1 of 1 people found the following review helpful
What a pity so few read Koestler today 6 Jan 2012
By Mladen Andrijasevic - Published on Amazon.com
Format:Paperback
I cannot remember any other book I have recently read which so deeply touched me than this one. Perhaps Vasily Grossman's Life and Fate. It could be so because I myself went trough similar experiences in the USSR in the nineteen seventies Koestler went through in the nineteen thirties. He was there during the peak of the Ukrainian famine 1932-1933 which claimed several million victims, one of the most horrific periods in Soviet history ( brilliantly demonstrated in Grossman's Everything Flows ), so my comparison may seem inappropriate, yet it is his reaction to the reality of everyday Soviet life which reminded me of my own.

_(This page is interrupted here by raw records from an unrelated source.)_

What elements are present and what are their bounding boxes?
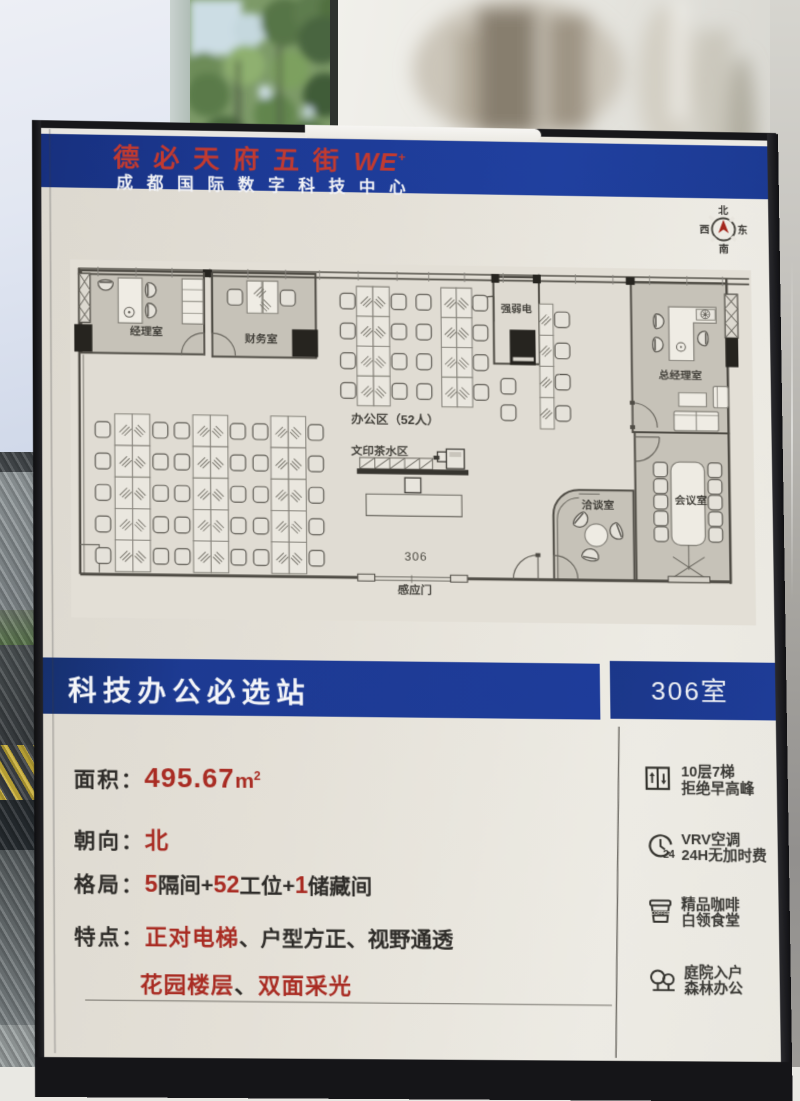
svg-text:COFFEE: COFFEE	[651, 911, 670, 916]
svg-text:24: 24	[663, 850, 675, 861]
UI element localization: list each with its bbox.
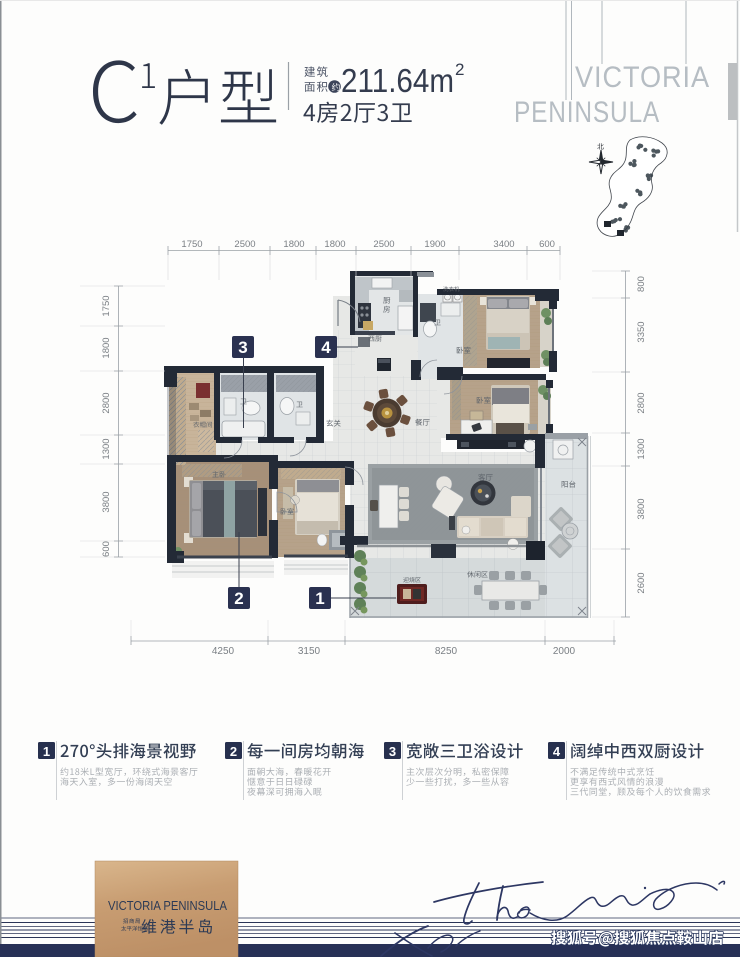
svg-text:1800: 1800 (324, 239, 345, 250)
svg-text:4250: 4250 (212, 646, 235, 657)
svg-text:1300: 1300 (101, 438, 112, 459)
svg-text:2800: 2800 (101, 392, 112, 413)
svg-text:PENINSULA: PENINSULA (514, 96, 660, 129)
svg-text:1800: 1800 (101, 337, 112, 358)
svg-text:211.64m: 211.64m (341, 62, 454, 99)
svg-text:3800: 3800 (101, 491, 112, 512)
svg-text:VICTORIA PENINSULA: VICTORIA PENINSULA (108, 898, 227, 913)
svg-text:1750: 1750 (101, 295, 112, 316)
svg-text:VICTORIA: VICTORIA (575, 61, 710, 94)
svg-text:3400: 3400 (493, 239, 514, 250)
svg-text:2600: 2600 (636, 572, 647, 593)
svg-text:4: 4 (321, 338, 331, 357)
svg-text:3150: 3150 (298, 646, 321, 657)
svg-text:2500: 2500 (373, 239, 394, 250)
svg-text:2800: 2800 (636, 392, 647, 413)
svg-text:8250: 8250 (435, 646, 458, 657)
svg-text:2: 2 (230, 744, 237, 759)
svg-text:2500: 2500 (234, 239, 255, 250)
svg-text:3350: 3350 (636, 321, 647, 342)
svg-text:1: 1 (43, 744, 50, 759)
svg-text:600: 600 (101, 541, 112, 557)
svg-text:1800: 1800 (283, 239, 304, 250)
svg-text:1900: 1900 (424, 239, 445, 250)
svg-text:3: 3 (238, 338, 247, 357)
svg-text:600: 600 (539, 239, 555, 250)
svg-text:2: 2 (234, 589, 243, 608)
svg-text:800: 800 (636, 276, 647, 292)
svg-text:3800: 3800 (636, 498, 647, 519)
svg-text:4: 4 (553, 744, 561, 759)
svg-text:1750: 1750 (181, 239, 202, 250)
svg-text:2: 2 (455, 60, 464, 79)
svg-text:2000: 2000 (553, 646, 576, 657)
svg-text:1300: 1300 (636, 438, 647, 459)
svg-text:3: 3 (389, 744, 396, 759)
svg-text:1: 1 (315, 589, 324, 608)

The crux of the whole book is Koestler's disappointment with Communism and the agonizingly slow and painful process to change the mindset of a true believer, himself. The incredible counter arguments one comes up with to explain the Soviet excesses and to justify the unjustifiable are so vivid that they can be applied today to the West's attitude towards Islamist terror almost without change. For this reason alone The Invisible Writing should be widely read, and not read only by nostalgic men in their 50s and students of political science, as one critic put it .

Sometimes a paragraph in a book illustrates better what transpired in a certain historical period than all the books on history one reads. Here is Koestler's take on German women, 1932:

During the carnival season Of 1932, Ehrendorf went to a dance and picked up a tall, pretty blonde. She wore a large swastika brooch on her breast, was about nineteen or twenty, gay, uninhibited and brimful of healthy animal spirits-in short, the ideal Hitler-Madchen of the Brave New World. After the dance, Ehrendorf persuaded her to go back with him to his flat, where she met his advances more than half-way. Then, at the climactic moment, the girl raised herself on one elbow, stretched out the other arm in the Roman salute, and breathed in a dying voice a fervent 'Heil Hitler'. Poor Ehrendorf nearly had a stroke. When he had recovered, the blonde sweetie explained to him that she and a bunch of her girl friends had taken a solemn vow, pledging themselves 'to remember the Fuehrer every time at the most sacred moment in a woman's life'.